3.     El influjo pastoral universal de Aparecida. El primer Papa sureño y latinoamericano, con tonada argentina y porteña, representa de una forma singular el corazón, el rostro y el camino de la Iglesia latinoamericana. La novedad de su pontificado está relacionada con la novedad de Aparecida.[2] Hay una íntima relación entre Aparecida y Francisco.[3] El mundo observó ese vínculo espiritual, afectivo y pastoral el 24 de julio de 2013, cuando Francisco peregrinó desde Río al santuario de Nuestra Señora de la Concepción Aparecida para visitar a la Madre de Dios, donde estuvo en 2007. Francisco emplea muchas veces el sustantivo atracción y el verbo atraer porque “la Iglesia no crece por proselitismo sino ‘por atracción’” (EG 14, 131; A 159). 



     La misión es, sobre todo, obra de la atracción de Dios en Cristo por el Espíritu, María y la Iglesia. La evangelización no es cruzada, ni marketing, ni proselitismo. Surge de la primera bondad de Dios y la sorpresa del éxodo misionero  de la Iglesia (EG 24). El camino de Dios es la belleza de la atracción del amor. El texto insiste en que Dios nos primerea con la iniciativa de su misericordia (EG 24) y destaca el primado de su gracia en el anuncio del Evangelio (EG 12, 112). Francisco expresa la revolución de la ternura de Dios que comenzó con la Encarnación de su Hijo, Jesús. En sus mensajes navideños en Buenos Aires afirmaba, contemplando la imagen del Niño, que Dios es ternura.

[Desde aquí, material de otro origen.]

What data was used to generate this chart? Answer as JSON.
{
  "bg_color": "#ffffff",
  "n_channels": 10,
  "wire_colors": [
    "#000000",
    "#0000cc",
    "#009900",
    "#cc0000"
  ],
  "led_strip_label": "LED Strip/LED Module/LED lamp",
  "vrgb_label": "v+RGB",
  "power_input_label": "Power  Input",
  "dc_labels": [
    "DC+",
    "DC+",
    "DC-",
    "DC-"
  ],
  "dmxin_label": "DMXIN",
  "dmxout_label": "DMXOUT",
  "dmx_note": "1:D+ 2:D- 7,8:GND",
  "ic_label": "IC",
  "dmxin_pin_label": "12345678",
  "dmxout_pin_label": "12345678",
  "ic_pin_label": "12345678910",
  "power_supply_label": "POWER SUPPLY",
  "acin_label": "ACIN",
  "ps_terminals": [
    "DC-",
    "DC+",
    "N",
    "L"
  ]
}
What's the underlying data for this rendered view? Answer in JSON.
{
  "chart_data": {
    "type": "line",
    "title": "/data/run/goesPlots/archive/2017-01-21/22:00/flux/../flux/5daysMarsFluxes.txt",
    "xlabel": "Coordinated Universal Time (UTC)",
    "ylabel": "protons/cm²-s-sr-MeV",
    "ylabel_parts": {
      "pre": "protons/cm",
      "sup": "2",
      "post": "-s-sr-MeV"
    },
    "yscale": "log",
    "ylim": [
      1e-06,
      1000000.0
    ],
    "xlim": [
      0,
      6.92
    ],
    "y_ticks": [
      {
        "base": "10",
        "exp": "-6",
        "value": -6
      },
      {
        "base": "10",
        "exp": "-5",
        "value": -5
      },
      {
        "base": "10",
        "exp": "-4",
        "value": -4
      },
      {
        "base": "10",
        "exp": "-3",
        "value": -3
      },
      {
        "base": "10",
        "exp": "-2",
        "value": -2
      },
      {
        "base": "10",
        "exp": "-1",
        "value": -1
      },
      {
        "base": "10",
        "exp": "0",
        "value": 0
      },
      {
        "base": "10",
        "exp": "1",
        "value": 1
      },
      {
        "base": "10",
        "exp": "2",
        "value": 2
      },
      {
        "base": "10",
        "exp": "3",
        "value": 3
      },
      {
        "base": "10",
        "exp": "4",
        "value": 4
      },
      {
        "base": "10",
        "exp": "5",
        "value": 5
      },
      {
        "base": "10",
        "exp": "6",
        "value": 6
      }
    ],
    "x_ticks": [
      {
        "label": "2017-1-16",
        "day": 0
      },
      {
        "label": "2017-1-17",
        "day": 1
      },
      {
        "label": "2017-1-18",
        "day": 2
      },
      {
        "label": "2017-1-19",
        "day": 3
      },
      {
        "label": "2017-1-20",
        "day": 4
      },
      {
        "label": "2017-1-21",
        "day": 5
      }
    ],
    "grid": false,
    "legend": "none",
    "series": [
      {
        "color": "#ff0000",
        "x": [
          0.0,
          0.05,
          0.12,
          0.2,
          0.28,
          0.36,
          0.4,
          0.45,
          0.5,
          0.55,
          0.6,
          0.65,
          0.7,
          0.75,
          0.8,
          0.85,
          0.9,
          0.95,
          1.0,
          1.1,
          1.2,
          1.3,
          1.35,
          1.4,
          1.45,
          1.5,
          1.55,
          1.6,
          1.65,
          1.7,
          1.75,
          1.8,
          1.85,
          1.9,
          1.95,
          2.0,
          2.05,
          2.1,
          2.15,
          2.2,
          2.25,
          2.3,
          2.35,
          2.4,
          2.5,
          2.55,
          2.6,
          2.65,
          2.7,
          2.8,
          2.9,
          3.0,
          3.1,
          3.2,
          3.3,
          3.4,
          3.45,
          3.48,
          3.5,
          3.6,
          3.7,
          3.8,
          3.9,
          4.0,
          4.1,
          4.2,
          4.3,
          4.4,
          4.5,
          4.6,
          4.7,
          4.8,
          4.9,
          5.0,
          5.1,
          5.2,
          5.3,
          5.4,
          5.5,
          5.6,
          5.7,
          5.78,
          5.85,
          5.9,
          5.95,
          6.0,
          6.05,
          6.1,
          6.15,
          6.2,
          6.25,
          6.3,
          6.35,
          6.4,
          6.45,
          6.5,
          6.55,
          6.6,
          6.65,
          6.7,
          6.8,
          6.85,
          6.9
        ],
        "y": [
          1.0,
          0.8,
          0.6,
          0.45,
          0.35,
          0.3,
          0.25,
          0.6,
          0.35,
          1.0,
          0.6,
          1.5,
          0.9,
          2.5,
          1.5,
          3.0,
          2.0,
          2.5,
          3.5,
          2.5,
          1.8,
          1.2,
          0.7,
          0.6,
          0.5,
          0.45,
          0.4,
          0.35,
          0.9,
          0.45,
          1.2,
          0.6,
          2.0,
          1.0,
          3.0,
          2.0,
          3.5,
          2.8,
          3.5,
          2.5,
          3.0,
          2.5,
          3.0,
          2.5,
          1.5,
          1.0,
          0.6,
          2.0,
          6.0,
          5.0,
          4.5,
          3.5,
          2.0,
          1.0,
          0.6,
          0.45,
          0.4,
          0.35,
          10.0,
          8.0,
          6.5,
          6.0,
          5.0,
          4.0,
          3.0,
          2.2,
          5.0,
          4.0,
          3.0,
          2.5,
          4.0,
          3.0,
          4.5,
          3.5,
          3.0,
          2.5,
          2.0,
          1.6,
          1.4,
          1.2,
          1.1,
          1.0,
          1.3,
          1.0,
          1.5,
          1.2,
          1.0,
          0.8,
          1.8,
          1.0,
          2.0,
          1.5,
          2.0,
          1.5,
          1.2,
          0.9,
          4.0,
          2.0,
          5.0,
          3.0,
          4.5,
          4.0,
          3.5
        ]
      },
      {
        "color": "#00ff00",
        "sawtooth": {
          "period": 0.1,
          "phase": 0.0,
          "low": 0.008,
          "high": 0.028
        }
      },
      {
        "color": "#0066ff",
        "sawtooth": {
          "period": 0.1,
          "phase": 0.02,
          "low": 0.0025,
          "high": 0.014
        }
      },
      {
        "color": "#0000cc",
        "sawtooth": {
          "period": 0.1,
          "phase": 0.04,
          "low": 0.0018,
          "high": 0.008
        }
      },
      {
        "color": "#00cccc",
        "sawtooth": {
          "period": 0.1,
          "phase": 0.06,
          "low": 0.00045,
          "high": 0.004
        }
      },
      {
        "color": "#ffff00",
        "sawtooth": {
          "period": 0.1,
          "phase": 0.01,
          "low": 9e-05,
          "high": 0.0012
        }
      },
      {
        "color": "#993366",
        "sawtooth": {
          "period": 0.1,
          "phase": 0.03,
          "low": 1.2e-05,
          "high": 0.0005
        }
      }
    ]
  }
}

     4.       La dimensión social de la evangelización. El Santo Padre afirma que muchas cuestiones graves de la Iglesia y del mundo deben ser aún profundizadas y que no es su función dar una palabra definitiva o completa sobre todas (EG 16), ni hacer análisis detallados sobre la realidad actual (EG 51) y por eso dice que, como tal, él no tiene “el monopolio en la interpretación de la realidad social” (EG 184). Al contrario, citando la carta de Pablo VI de 1971, mueve a las comunidades cristianas locales a discernir desde el Evangelio las desafíos y a transformar las nuevas realidades (EG 108). 
     5.      La teología argentina en la síntesis pastoral de Francisco. Las novedades de la exhortación son innumerables en los planos del pensamiento el lenguaje y la acción. En línea con lo presentado por Juan Carlos Scannone,  afirma Galli,  que el Papa asume y enriquece muchos aportes de la teología bíblica, hermenéutica, moral, pastoral, histórica, espiritual, cultural y social gestada en la comunidad teológica argentina. En el siglo XX la teología católica fue pensada, dicha y escrita en latín y, luego, en francés, alemán, italiano e inglés. Con este patrimonio común el siglo XXI puede recibir el humilde aporte de una teología pensada, dicha y escrita en castellano y con tonada argentina. De este modo, la incipiente pero promisoria teología argentina,  hasta ahora marginada en aulas y libros europeos, puede comenzar a ser conocida, reconocida, discutida y aprovechada. Éste es un kairós para conocer la reflexión teológica argentina que nutre el pensar de Francisco.




[1] Cf. A. Spadaro, “Intervista a Papa Francisco”, La Civiltá Cattolica 3918 (2013) 461-462.
[2] Cf. L. Accattoli, Il vescovo di Roma. Gli esordi di Papa Francesco, Bologna, Dehoniane, 2014, 30-31.
[3] Cf, C. M. Galli, “Francesco e la Chiesa latinoamericana”, Il Regno / Attualitá 2014/2, 57-63.